Friday, May 16, 2014

Snake Bird

I went yesterday to Bob Bryant Park in Bastrop, TX to do some morning birding.  We have had some tremendous rains the last two days and the temperatures have dropped dramatically.  People on the listserv I frequent were talking about fallouts in the area.  So, off I went.  I was hoping to find some warblers, but it was not to be.  I did, however, have some good birds.  Not all was lost.  In fact, I am rarely disappointed by a birding trip.

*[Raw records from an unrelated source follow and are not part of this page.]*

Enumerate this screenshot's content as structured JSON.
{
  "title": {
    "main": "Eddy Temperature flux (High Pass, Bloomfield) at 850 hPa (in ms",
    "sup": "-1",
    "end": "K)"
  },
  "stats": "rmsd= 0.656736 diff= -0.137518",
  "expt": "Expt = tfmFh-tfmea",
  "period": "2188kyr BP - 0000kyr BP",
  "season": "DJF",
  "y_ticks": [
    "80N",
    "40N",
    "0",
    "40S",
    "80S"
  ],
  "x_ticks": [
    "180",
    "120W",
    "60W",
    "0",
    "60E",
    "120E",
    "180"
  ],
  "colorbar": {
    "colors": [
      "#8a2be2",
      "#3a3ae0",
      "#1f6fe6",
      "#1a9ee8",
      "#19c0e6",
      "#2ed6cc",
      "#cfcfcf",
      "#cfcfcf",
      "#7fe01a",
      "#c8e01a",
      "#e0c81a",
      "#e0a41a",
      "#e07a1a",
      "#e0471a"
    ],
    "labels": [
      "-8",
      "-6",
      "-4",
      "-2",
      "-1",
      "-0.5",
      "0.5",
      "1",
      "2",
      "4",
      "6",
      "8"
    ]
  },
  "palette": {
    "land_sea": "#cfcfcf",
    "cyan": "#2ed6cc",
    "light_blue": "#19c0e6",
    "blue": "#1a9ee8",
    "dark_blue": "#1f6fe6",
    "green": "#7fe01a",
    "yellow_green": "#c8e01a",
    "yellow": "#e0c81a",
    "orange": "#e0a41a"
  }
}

Coming off the river just at the scenic overlook, I emerged into a wide open space and looked up at some Black Vultures and one hawk, which subsequently I knew was a Swainson’s.  Yet, out of the corner of my left eye came this other large bird very high up.  I put my binoculars on it and was surprised to identify it as an Anhinga.  Now, I have seen plenty of Anhingas perched on limbs of brush and trees overhanging freshwater ponds.  I wondered if I could get a photograph.  Pointing my camera, I click the shutter a couple of times.  Well, one of the photographs turned out, and so I have cropped it for this post. 

Anhinga (cropped photo)
Truly interesting birds, they often are observed swimming in water submerged with only their necks visible.  This is accomplished because their feathers can be saturated with water.  This is because of the feathers structure not from a lack of oil (as is the case for cormorants). Hence, Anhingas are given a colloquial name of snake birds.

They have a cervical structure that allows for the retraction of the neck so that it can be shot forward as a spear.  This behavior led to this species being called darters.